The mass migration of rural laborers into urban areas means that the population of rural areas of Jiangsu is primarily comprised of children and the elderly; these groups are at high risk for infection with intestinal parasites, especially STHs. Our data show that elderly individuals are more likely to be infected than individuals from other age groups. The most common parasite identified in this study was the hookworm A. duodenale. It is reasonable to presume that this is due to the relatively low awareness of hookworm infection routes and the relatively common practice of peforming agricultural work barefoot, as reported in the questionnaire responses.
Clonorchiasis is endemic in southern (Guangdong and Guangxi Province) and northeastern (Heilongjiang and Jilin Province) China, due to frequent consumption of raw fish and shrimp [
12,
13]. Clonorchiasis is also endemic in Jiangsu Province, although at low rates (< 0.1% historically), especially in northern parts of the province. Our data confirmed this low rate of infection (only four positive cases were detected); however, other stages of the life cycle of
C. sinensis were still found in animals.
Unfortunately, a relatively low level of knowledge about C. sinensis and a high rate of risky behaviors (using the same chopping board for raw and cooked food) were observed in this study. Furthermore, dietary habits including eating raw/uncooked freshwater fish or shrimp were prevalent among participants. Therefore, there is a potentially significant risk of human infection in this province, and further health education and food safety risk monitoring should be carried out in the near future.

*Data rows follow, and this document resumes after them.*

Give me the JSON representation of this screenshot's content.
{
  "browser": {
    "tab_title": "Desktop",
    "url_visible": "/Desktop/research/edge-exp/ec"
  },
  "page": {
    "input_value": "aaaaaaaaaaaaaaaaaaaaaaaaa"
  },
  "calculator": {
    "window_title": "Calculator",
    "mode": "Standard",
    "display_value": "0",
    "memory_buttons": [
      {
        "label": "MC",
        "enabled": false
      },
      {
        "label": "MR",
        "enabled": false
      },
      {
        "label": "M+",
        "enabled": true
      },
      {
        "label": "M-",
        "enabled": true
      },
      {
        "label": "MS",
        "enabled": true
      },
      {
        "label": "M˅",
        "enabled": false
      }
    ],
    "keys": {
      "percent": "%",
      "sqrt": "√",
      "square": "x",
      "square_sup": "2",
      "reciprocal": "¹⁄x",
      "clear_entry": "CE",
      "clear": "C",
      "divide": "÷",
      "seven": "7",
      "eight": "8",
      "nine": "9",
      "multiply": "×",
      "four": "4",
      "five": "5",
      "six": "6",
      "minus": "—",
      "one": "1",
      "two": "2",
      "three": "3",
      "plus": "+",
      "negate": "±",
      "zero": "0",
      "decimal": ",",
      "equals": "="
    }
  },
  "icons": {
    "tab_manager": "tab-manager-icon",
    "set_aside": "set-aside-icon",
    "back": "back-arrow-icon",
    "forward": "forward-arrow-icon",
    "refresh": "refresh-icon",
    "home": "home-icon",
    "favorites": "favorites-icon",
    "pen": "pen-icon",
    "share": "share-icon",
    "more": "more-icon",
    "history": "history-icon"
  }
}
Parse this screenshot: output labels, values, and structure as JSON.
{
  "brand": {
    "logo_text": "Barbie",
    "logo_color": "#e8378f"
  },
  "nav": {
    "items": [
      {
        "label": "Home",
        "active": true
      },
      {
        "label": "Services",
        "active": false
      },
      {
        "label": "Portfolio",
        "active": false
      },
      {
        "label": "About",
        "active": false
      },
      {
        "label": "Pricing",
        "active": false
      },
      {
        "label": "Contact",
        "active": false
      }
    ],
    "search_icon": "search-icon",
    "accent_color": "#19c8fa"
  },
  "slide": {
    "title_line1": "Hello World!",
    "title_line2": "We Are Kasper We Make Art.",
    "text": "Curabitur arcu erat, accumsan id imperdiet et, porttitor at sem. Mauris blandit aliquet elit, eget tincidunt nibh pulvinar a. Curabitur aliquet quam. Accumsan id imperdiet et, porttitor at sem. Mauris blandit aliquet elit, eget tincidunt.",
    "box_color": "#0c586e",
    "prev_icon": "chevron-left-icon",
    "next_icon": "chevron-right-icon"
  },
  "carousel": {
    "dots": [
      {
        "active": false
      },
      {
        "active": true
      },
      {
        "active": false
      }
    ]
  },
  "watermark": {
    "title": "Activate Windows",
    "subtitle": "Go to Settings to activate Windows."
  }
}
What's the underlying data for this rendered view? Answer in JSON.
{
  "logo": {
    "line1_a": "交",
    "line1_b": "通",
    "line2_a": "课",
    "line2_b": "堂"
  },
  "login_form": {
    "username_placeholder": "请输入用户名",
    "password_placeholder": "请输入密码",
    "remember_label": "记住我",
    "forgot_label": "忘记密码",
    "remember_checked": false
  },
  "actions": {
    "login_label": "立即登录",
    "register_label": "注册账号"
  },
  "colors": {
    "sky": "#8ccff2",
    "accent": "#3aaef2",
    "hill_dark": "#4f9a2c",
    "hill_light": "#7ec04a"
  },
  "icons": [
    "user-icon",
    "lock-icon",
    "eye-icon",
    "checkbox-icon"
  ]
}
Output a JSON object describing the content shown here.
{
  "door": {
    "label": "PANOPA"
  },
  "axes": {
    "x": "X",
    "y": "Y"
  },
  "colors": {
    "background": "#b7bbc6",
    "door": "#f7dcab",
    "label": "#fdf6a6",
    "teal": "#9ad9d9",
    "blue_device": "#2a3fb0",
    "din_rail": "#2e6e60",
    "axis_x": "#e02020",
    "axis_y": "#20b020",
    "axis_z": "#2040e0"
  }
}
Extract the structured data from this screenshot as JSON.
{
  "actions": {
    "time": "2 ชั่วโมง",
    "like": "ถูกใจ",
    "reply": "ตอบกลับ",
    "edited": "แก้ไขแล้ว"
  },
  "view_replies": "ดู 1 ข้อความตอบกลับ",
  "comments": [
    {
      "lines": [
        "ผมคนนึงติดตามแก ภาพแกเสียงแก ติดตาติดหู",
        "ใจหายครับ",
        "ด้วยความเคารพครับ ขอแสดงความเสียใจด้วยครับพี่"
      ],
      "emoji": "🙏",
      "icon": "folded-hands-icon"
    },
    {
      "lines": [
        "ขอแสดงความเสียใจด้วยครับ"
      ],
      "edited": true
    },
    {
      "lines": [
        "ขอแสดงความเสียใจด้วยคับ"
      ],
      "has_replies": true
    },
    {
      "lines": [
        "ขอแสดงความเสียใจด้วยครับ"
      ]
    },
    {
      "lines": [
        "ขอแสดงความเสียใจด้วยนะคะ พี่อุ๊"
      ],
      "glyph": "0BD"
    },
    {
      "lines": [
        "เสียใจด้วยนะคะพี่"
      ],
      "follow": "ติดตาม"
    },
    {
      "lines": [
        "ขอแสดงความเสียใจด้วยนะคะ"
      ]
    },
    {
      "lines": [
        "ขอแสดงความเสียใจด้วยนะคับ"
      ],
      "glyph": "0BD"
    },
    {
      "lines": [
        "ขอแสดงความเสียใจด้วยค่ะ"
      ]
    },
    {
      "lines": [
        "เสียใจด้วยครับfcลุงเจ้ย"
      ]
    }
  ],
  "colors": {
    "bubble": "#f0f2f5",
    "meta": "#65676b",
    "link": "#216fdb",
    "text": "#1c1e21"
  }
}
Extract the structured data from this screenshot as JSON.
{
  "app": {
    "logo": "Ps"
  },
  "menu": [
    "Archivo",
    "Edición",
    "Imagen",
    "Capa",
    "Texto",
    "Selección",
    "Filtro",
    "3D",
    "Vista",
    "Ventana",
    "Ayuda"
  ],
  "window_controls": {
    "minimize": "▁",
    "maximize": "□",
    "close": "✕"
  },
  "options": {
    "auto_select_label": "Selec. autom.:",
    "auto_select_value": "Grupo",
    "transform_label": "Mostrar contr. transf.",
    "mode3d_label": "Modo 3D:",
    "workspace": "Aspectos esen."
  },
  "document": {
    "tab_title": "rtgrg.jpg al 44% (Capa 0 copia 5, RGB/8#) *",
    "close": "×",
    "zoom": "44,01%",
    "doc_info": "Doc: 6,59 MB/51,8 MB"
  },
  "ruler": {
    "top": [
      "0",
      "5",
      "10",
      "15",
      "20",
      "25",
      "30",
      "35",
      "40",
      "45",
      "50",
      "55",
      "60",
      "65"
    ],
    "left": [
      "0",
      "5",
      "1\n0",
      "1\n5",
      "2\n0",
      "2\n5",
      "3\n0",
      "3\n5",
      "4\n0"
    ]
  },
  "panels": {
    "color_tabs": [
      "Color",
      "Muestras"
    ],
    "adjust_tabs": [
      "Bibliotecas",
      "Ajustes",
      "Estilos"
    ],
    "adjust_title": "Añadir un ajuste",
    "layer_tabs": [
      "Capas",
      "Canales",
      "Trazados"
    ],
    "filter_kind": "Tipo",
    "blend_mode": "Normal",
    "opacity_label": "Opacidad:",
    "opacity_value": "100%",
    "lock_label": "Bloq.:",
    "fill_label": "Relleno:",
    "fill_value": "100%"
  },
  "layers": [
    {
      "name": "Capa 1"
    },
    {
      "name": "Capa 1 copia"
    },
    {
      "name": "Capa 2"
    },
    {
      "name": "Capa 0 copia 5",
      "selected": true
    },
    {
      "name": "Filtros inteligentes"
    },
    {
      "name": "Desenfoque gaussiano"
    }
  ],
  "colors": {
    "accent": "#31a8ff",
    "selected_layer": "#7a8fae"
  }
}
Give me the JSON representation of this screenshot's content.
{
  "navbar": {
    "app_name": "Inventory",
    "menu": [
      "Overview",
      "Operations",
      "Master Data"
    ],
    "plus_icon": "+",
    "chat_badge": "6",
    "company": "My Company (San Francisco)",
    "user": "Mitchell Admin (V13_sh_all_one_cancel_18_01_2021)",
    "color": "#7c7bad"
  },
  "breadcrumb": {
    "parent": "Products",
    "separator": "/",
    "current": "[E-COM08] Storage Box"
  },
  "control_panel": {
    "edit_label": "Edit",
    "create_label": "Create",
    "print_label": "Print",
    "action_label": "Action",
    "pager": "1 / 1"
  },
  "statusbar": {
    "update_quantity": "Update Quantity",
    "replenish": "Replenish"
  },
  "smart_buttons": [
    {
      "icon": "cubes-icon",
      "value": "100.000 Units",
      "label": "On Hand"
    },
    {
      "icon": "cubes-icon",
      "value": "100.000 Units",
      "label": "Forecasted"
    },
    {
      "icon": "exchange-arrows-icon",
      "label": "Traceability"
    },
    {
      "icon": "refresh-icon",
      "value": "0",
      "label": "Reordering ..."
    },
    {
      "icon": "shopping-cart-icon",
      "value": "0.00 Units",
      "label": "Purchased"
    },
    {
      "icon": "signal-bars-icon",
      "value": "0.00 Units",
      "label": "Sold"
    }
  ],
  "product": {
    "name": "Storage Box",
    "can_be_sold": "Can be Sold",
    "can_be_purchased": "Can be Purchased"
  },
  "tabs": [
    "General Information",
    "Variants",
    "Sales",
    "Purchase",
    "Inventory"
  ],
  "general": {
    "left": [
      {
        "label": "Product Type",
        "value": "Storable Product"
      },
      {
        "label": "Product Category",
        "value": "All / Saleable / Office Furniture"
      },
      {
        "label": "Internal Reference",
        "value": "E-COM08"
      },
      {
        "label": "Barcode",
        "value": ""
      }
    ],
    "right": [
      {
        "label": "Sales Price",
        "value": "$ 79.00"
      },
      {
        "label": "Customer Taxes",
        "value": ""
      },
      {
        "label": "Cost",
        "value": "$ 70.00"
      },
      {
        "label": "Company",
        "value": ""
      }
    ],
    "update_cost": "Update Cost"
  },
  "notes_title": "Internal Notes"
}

Traditional pathogen-detecting methods are useful for field studies of parasitic infections as they are low-cost and simple to perform. Several traditional pathogen-detecting methods were used in this study, including the Kato-Katz method for parasite egg detection, Lugol’s Iodine Stain method for protozoa detection, and the direct compression method for detecting metacercaria in fish muscle tissue. The sensitivity of these methods may be lower in the context of low infection rates and mild infections [
26,
27]. Thus, some cases may have been missed, even though two slides were prepared from each fecal sample for detection by the Kato-Katz method.
Several molecular methods based on the detection of parasite-specific nucleotide sequences have been developed in recent years, and these methods have satisfactory sensitivity and specificity for detecting parasitic infections [
28‐
30]. Disadvantages such as high cost and the need for a professional operator and specialized equipment, limit their usefulness in the field. An alternative method with high sensitivity and specificity that is simple to perform and low-cost should be developed for parasitic infection surveillance in areas with low levels of infection (such as Jiangsu).
Conclusion
The prevalence of intestinal parasite infections in Jiangsu Province in eastern China has decreased from 71.57% in 1990 to 0.38% in 2015. Next-step control measures should focus on parasitic infections in children and the elderly, health education (promotion), food safety risk monitoring for food-borne parasites, and the development of alternative detection methods.